En Allemagne et en Suisse, le sexe ne figure pas sur la carte d’identité. Ce qui permet aux personnes qui ne correspondent pas aux stéréotypes attendus de ne pas devoir se justifier dès qu’ils sortent ce document. La Belgique ne pourrait-elle pas étudier cette possibilité ?
Zoé Genot (Ecolo-Groen !) : Madame la ministre, la carte d’identité belge fait état du sexe de son possesseur et pour certains de ceux-ci, cette mention est un véritable défi ou une réelle souffrance, et cela lorsqu’ils ne correspondent pas à l’attente de certains de leurs interlocuteurs vis-à-vis de ce sexe mentionné. Très concrètement, on demande à des personnes qui sont en changement d’identité de genre de vivre en real life, c’est-à-dire de vivre avec le genre souhaité pendant un certain temps. Quand ils vont chercher un recommandé à la poste, qu’on lit ’"monsieur" sur la carte et qu’on voit entrer une dame, les réactions des préposés peuvent être assez fortes. Pour des personnes "intersexe", par exemple des femmes avec un peu de barbe, c’est une réelle souffrance qu’on leur demande sans cesse de se positionner par rapport au genre indiqué sur la carte d’identité.

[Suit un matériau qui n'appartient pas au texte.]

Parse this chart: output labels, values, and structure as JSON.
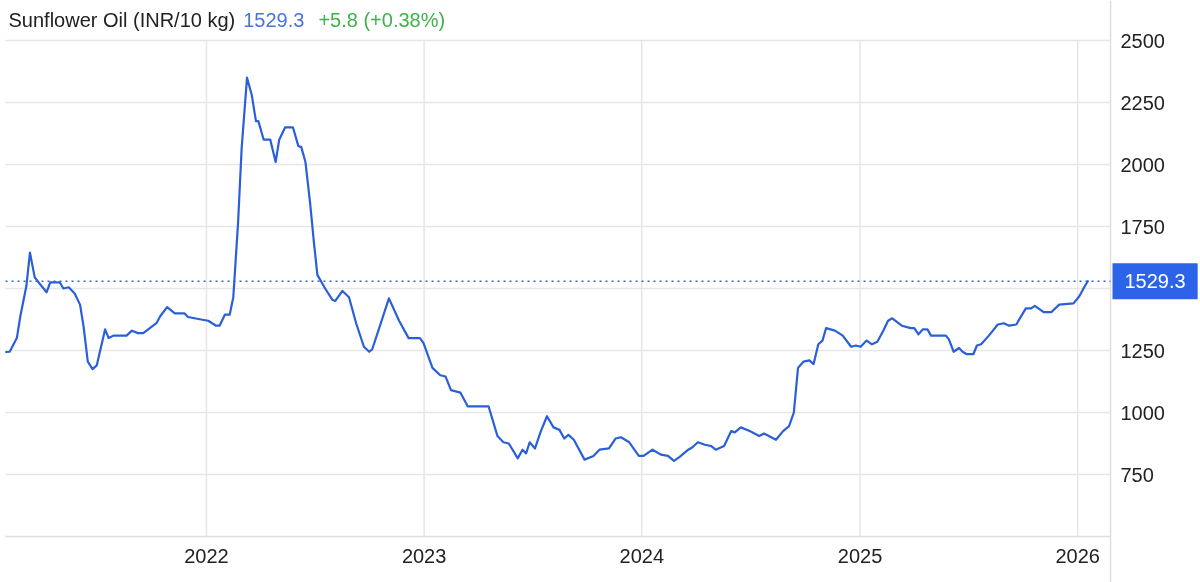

Différents rapports internationaux recommandent qu’on ne fasse pas mention du sexe quand ce n’est pas indispensable. Dans certains cas, c’est utile, pas dans d’autres. J’aurais voulu examiner cette question avec vous. Madame la ministre, tous les pays européens mentionnent-ils de manière visible le sexe de l’individu sur ses documents d’identité ? Pourriez-vous lancer une réflexion sur la possibilité de ne plus faire mentionner de manière visible le sexe sur la carte d’identité ? Par exemple, l’adresse a figuré sur la carte d’identité jusqu’à ce qu’on décide qu’elle figurerait uniquement sur la puce de la carte électronique. C’est un exemple qui montre qu’il y a moyen de réserver certaines informations à la puce et de ne pas forcément les indiquer sur la carte d’identité.

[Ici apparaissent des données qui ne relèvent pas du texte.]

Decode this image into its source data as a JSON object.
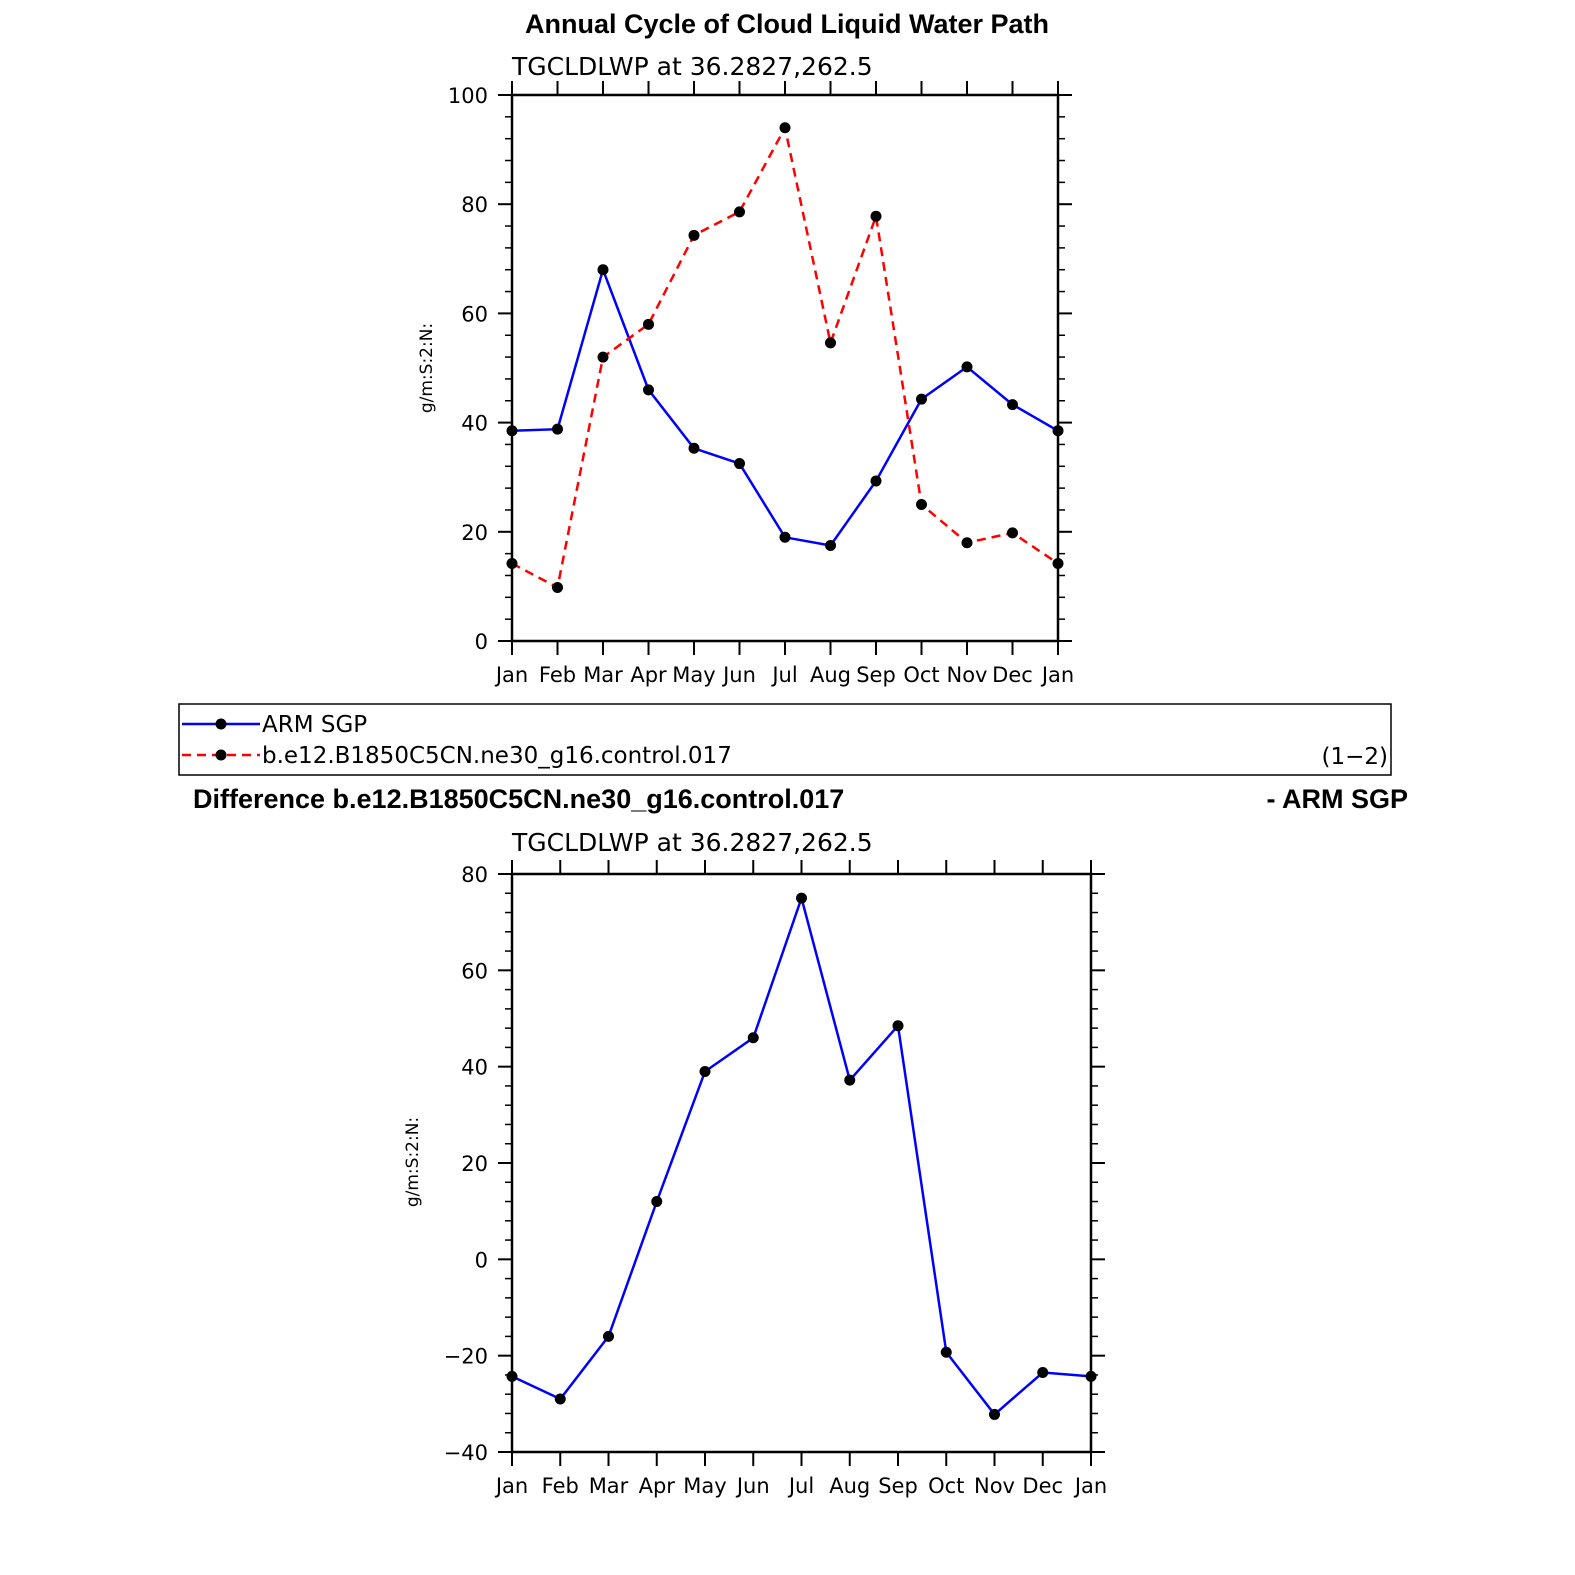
{
  "chart_data": [
    {
      "type": "line",
      "title": "Annual Cycle of Cloud Liquid Water Path",
      "subtitle": "TGCLDLWP  at  36.2827,262.5",
      "ylabel": "g/m:S:2:N:",
      "xlabel": "",
      "categories": [
        "Jan",
        "Feb",
        "Mar",
        "Apr",
        "May",
        "Jun",
        "Jul",
        "Aug",
        "Sep",
        "Oct",
        "Nov",
        "Dec",
        "Jan"
      ],
      "ylim": [
        0,
        100
      ],
      "yticks": [
        "0",
        "20",
        "40",
        "60",
        "80",
        "100"
      ],
      "series": [
        {
          "name": "ARM  SGP",
          "color": "#0000ff",
          "dash": "solid",
          "values": [
            38.5,
            38.8,
            68.0,
            46.0,
            35.3,
            32.5,
            19.0,
            17.5,
            29.3,
            44.3,
            50.2,
            43.3,
            38.5
          ]
        },
        {
          "name": "b.e12.B1850C5CN.ne30_g16.control.017",
          "color": "#ff0000",
          "dash": "dashed",
          "values": [
            14.2,
            9.8,
            52.0,
            58.0,
            74.3,
            78.6,
            94.0,
            54.6,
            77.8,
            25.0,
            18.0,
            19.8,
            14.2
          ]
        }
      ],
      "legend_note": "(1−2)"
    },
    {
      "type": "line",
      "title_left": "Difference b.e12.B1850C5CN.ne30_g16.control.017",
      "title_right": "- ARM SGP",
      "subtitle": "TGCLDLWP  at  36.2827,262.5",
      "ylabel": "g/m:S:2:N:",
      "xlabel": "",
      "categories": [
        "Jan",
        "Feb",
        "Mar",
        "Apr",
        "May",
        "Jun",
        "Jul",
        "Aug",
        "Sep",
        "Oct",
        "Nov",
        "Dec",
        "Jan"
      ],
      "ylim": [
        -40,
        80
      ],
      "yticks": [
        "−40",
        "−20",
        "0",
        "20",
        "40",
        "60",
        "80"
      ],
      "series": [
        {
          "color": "#0000ff",
          "dash": "solid",
          "values": [
            -24.3,
            -29.0,
            -16.0,
            12.0,
            39.0,
            46.0,
            75.0,
            37.2,
            48.5,
            -19.3,
            -32.2,
            -23.5,
            -24.3
          ]
        }
      ]
    }
  ]
}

Annemie Turtelboom, ministre : En application de la loi du 19 juillet 1991 relative au registre de la population et aux documents d’identité et de séjour, la mention du sexe sur la carte est à la fois visible à l’oeil nu et enregistrée sur la puce. Contrairement à l’adresse, le sexe est une donnée d’identité nécessaire à l’identification d’une personne. Dans les autres pays européens hormis la Suisse et l’Allemagne, la mention du sexe figure également de manière visible sur la carte d’identité. C’est notamment le cas dans les pays qui délivrent une carte d’identité munie d’une puce tels que l’Espagne, le Portugal, la Finlande et l’Estonie.
La résolution relative à l’établissement et à l’harmonisation des cartes nationales d’identité adoptée par le Comité des ministres du Conseil de l’Europe prévoit par ailleurs que le sexe du porteur de la carte doit figurer au recto de celle-ci. Il ne m’apparaît dès lors pas indiqué de ne faire mention du sexe que sur la puce du document. Une telle mesure irait à l’encontre de l’objectif poursuivi par la résolution que je viens d’évoquer et qui vise à l’harmonisation des cartes nationales d’identité en usage dans les États membres du Conseil de l’Europe.

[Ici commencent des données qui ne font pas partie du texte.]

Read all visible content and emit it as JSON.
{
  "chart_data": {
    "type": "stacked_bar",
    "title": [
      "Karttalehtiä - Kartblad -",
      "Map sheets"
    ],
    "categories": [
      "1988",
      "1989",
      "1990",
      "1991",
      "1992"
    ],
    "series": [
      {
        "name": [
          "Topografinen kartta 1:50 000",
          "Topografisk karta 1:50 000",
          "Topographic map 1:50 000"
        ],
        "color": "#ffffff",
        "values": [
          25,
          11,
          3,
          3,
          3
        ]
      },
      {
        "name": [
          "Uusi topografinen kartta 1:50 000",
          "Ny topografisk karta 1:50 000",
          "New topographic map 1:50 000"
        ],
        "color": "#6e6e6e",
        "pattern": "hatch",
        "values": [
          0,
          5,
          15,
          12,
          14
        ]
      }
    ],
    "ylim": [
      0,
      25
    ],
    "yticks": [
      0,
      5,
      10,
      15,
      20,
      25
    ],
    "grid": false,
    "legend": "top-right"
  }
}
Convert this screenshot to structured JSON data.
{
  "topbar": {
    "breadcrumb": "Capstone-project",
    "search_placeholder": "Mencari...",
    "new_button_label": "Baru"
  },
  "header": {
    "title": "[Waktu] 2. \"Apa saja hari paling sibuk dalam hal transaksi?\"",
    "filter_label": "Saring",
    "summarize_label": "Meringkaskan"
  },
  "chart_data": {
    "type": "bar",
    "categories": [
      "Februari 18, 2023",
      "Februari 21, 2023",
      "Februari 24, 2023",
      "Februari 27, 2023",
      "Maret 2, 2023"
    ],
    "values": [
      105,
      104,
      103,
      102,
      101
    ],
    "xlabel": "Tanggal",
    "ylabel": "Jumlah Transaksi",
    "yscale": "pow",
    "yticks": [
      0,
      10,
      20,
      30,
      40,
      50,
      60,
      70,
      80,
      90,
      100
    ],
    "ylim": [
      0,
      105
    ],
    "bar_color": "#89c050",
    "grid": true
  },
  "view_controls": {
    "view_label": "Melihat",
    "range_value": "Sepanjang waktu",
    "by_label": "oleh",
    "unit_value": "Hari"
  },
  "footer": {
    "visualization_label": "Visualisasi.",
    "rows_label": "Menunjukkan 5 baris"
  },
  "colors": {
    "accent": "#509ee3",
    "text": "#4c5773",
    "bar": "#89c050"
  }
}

Zoé Genot (Ecolo-Groen !) : L’Institut pour l’égalité des chances entre femmes et hommes vient de se livrer à une recherche intéressante sur cette question des difficultés que rencontrent les transgenres. Je voudrais vous encourager à la lire et à réfléchir à ces difficultés. Si des pays comme la Suisse et l’Allemagne ne font pas mention du sexe, c’est peut-être que ce n’est pas absolument indispensable. J’aimerais donc qu’on se penche sur cette question et éventuellement en discuter avec d’autres pays européens. Cela ne fait pas longtemps que des pays s’intéressent à la réalité des personnes transgenres mais ils y sont de plus en plus sensibles. Je serais heureuse que nous fassions partie des pionniers dans cette réflexion.